Mucha gente se detenía a contemplar a los danzarines de
yangge.
Algunos los señalaban con el dedo y se reían. Un grupo de adolescentes en chándal, que volvían a sus casas tras un partido de fútbol, los contemplaba en silencio, con aspecto de disgusto y horror.

Una mujer regordeta que iba empujando una impecable bicicleta Paloma Voladora se abrió paso hasta el pabellón. Era una mujer muy cuidadosa con su indumentaria: había escogido una bufanda de seda a juego con el color de su chaqueta, y llevaba unos finos zapatos de tacón propios de una mujer diez años más joven. Aparcó la bicicleta cerca del pabellón y subió los escalones de piedra. Su pelo permanentado apenas se movió.

—Paso por aquí todos los días, pero nunca me había detenido —dijo Shuming, alisándose la chaqueta de fieltro azul—. ¡Caramba, desde aquí se ven hasta los pies de los bailarines!

—Me alegro de verte, Shuming. Estás estupenda —Mei se levantó a saludar a su amiga. Ella había ayudado a Shuming en su divorcio.

—Uf, qué va. Qué le voy a hacer: demasiado trabajo —Shuming se sentó—. ¿Sabías que todos los meses se solicitan diez mil matrículas nuevas en Pekín?
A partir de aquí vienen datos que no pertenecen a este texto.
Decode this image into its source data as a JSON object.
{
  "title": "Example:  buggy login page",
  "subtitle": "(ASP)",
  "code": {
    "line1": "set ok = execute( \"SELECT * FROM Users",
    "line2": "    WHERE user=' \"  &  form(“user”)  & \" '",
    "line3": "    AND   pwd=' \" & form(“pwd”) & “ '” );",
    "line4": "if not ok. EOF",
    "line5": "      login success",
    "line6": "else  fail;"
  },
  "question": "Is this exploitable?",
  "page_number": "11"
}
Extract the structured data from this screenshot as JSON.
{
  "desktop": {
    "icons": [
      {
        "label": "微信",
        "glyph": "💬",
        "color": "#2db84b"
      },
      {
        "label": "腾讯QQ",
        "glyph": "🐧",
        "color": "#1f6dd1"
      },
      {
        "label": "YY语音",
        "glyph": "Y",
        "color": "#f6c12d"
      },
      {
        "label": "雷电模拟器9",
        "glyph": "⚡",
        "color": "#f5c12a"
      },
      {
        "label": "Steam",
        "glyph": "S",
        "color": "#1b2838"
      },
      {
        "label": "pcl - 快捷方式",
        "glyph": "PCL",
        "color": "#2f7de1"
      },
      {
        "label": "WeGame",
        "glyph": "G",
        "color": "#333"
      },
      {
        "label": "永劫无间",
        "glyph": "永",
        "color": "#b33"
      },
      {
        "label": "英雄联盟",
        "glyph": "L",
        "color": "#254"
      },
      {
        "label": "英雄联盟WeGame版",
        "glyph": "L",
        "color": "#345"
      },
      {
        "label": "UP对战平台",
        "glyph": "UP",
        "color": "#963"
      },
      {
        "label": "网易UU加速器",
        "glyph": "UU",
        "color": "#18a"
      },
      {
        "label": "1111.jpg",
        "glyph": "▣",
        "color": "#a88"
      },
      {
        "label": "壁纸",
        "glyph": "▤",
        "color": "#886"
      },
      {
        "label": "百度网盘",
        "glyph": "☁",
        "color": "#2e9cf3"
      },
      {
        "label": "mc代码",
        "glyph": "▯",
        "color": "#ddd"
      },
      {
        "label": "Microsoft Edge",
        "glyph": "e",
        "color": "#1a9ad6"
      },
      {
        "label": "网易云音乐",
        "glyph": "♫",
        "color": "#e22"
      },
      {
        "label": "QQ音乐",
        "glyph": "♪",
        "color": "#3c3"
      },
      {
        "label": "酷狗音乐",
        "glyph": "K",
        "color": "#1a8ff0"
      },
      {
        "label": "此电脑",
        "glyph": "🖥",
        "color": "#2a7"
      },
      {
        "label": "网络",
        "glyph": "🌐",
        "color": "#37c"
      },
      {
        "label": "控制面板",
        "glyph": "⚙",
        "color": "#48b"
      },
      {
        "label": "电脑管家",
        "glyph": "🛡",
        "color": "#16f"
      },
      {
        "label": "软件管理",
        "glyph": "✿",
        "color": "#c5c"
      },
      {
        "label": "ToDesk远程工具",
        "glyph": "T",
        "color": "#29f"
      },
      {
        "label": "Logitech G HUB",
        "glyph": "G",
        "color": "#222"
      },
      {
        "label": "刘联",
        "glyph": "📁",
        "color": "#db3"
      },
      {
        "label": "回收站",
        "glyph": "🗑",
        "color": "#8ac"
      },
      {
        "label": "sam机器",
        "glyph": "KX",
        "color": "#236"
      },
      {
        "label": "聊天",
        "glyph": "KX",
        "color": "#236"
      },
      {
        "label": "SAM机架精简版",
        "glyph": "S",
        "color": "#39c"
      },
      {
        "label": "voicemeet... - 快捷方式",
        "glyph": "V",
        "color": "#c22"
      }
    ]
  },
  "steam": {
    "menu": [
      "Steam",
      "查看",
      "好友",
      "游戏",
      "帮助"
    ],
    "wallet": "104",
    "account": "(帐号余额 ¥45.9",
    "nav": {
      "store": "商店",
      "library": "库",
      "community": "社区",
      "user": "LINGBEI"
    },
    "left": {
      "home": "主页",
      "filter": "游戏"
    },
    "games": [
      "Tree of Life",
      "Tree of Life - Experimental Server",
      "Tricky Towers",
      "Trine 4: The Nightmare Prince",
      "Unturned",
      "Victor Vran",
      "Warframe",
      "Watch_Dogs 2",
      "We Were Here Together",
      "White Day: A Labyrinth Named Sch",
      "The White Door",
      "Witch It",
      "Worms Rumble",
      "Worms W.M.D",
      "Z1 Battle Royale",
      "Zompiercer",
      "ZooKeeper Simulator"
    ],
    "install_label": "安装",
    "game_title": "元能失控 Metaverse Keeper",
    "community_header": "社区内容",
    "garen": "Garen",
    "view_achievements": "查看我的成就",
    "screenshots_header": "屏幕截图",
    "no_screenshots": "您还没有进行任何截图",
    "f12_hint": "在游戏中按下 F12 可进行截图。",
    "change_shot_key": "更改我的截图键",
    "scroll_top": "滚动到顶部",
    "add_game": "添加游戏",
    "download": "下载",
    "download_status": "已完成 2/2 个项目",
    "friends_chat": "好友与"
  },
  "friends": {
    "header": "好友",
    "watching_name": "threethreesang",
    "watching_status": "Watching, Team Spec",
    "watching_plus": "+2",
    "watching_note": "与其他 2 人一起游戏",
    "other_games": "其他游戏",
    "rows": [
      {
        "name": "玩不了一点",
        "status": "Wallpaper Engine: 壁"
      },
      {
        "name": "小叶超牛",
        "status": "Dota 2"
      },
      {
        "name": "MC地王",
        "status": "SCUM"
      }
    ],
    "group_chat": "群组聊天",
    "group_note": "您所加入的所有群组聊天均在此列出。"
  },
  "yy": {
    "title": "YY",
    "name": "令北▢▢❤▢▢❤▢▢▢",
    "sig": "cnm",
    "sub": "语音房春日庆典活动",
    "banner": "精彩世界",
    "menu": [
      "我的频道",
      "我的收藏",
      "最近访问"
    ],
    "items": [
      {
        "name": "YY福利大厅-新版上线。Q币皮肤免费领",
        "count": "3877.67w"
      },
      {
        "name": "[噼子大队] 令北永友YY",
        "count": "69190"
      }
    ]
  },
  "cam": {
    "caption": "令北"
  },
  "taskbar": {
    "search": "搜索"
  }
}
Tiene que haber lista de espera. Nosotros no podemos con ello, y las calles de Pekín tampoco.

Sacó un clínex y se sonó la nariz. Tenía las mejillas rojas de calor.

—Pero me siento bien, mucho mejor que cuando estaba casada con ese desgraciado. Y te lo tengo que agradecer a ti —miró a Mei y sonrió—. Hubo un momento en que me daba miedo volver a ser soltera, pero ahora me encanta: qué libertad. Creo que el divorcio me ha sentado bien. Me ha enseñado a respetarme a mí misma.

Se rió y se volvió para mirar a los bailarines de
yangge
, que trotaban con sus ropajes frente al pabellón.

—Mira a ésa, a la señora gorda que se parece a mí. ¡Mira cómo mueve los pies! La gente tiene la ridícula idea de que los gordos son lentos y torpes. Pues no es verdad: algunos somos muy ágiles. ¿Sabes por qué? Porque tenemos un montón de energía, como es natural, de tanto comer —Shuming soltó una carcajada masculina.